Cancer treatments halted after leak in Petten nuclear reactor
The treatment of cancer patients in the Netherlands is in danger due to a lack of medication. This was caused by the nuclear reactor in Petten being shut down after a leak last week. "We've already had to cancel on patients", nuclear physician Marcel Stokkel of the Antonie van Leeuwenhoek Hospital in Amsterdam said. It's not yet a life-threatening situation, but it will be if the reactor is shut down for another two weeks, he said to RTL Nieuws.
The majority of medical isotopes used for the irradiation of cancer patients are made in three nuclear reactors: the one in Petten, one in South Africa and one in Australia. But the reactors in South Africa and Australia are currently closed for maintenance, making the one in Petten the most important producer of this material.
"40 percent of the isotopes used world wide are made in Petten. In Europe that percentage is 65 percent", Stokkel said to to the broadcaster. "We hope that production will start up again soon."

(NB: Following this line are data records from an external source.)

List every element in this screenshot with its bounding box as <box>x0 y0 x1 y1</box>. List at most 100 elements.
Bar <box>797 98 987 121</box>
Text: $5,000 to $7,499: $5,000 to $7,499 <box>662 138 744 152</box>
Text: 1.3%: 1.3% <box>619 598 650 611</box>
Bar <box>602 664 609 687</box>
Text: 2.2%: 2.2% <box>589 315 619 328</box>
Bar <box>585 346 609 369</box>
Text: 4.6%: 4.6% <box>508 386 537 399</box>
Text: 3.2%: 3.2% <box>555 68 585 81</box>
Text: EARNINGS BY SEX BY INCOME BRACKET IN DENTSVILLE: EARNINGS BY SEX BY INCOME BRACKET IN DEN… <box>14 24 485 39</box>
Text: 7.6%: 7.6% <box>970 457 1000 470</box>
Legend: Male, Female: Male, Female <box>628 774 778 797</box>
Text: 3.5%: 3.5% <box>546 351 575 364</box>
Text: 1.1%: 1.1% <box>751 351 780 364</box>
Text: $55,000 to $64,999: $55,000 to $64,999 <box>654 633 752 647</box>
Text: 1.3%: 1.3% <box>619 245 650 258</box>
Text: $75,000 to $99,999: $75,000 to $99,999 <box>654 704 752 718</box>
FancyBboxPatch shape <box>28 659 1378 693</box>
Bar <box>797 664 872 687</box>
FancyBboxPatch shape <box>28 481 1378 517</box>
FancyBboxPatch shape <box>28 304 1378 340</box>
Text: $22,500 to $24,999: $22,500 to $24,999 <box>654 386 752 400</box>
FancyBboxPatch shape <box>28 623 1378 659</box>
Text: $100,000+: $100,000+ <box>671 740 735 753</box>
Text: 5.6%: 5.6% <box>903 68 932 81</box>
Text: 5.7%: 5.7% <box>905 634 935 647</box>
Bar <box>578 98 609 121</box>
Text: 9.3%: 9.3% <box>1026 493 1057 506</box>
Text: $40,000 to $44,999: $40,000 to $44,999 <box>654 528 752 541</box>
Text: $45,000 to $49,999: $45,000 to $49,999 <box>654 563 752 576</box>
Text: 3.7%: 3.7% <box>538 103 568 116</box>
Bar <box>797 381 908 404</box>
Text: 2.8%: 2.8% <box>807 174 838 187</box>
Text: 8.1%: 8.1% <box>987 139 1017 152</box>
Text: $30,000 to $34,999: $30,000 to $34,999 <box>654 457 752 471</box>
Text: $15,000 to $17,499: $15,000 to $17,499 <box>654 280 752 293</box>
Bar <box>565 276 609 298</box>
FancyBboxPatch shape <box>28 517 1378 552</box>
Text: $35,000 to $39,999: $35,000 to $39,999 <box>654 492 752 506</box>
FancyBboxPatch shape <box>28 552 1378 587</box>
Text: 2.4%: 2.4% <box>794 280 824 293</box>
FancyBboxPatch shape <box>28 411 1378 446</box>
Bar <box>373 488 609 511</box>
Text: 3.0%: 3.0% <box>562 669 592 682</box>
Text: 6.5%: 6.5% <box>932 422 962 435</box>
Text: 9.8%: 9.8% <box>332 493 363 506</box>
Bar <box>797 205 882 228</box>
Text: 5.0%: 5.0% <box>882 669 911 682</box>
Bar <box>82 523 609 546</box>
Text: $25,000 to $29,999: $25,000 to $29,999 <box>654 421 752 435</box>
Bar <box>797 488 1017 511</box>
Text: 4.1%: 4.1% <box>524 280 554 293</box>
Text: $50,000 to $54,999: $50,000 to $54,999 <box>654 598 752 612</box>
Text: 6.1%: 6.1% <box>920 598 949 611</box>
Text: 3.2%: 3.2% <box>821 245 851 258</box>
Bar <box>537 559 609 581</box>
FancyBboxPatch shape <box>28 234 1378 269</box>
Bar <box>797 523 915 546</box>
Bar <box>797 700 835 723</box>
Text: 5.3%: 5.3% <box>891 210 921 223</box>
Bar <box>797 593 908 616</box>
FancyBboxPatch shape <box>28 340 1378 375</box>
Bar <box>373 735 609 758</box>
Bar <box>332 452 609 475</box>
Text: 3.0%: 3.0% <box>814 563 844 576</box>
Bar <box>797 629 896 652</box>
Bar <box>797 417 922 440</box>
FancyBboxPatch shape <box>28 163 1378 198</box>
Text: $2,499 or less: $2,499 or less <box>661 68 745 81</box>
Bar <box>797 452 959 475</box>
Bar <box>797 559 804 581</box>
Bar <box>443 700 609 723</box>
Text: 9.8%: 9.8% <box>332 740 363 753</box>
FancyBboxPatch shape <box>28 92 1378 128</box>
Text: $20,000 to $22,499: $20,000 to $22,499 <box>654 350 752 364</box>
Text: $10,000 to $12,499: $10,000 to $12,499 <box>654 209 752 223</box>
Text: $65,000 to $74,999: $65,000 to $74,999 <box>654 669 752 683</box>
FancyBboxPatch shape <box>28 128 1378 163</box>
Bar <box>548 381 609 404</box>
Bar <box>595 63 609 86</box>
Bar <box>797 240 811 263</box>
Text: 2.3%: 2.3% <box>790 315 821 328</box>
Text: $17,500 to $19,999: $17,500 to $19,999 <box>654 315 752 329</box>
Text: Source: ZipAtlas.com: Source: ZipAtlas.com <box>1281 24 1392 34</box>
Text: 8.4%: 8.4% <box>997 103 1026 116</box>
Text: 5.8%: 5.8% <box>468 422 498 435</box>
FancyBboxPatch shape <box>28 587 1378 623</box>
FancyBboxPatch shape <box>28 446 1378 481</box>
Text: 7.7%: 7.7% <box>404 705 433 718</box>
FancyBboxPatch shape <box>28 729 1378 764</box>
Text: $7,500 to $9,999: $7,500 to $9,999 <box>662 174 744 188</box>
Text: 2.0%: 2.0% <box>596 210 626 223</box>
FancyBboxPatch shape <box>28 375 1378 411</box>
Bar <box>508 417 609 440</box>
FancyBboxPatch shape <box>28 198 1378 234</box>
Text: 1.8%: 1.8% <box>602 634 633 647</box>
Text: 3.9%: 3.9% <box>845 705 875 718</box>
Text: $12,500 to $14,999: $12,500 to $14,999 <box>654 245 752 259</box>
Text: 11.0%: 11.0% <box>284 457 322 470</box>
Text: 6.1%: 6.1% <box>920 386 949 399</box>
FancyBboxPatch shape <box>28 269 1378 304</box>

NRG, the manager of the nuclear reactor in Petten, told the broadcaster that the regulator will decide whether or not to restart the reactor by the end of Wednesday. "We hope we get approval", a spokesperson said.
Stokel calls for the construction of another nuclear reactor. "The failures in Petten happen more and more often. The longer the construction of a new reactor is postponed, the bigger the problem becomes. If nothing is done, it will lead to life-threatening situations from 2025 onwards."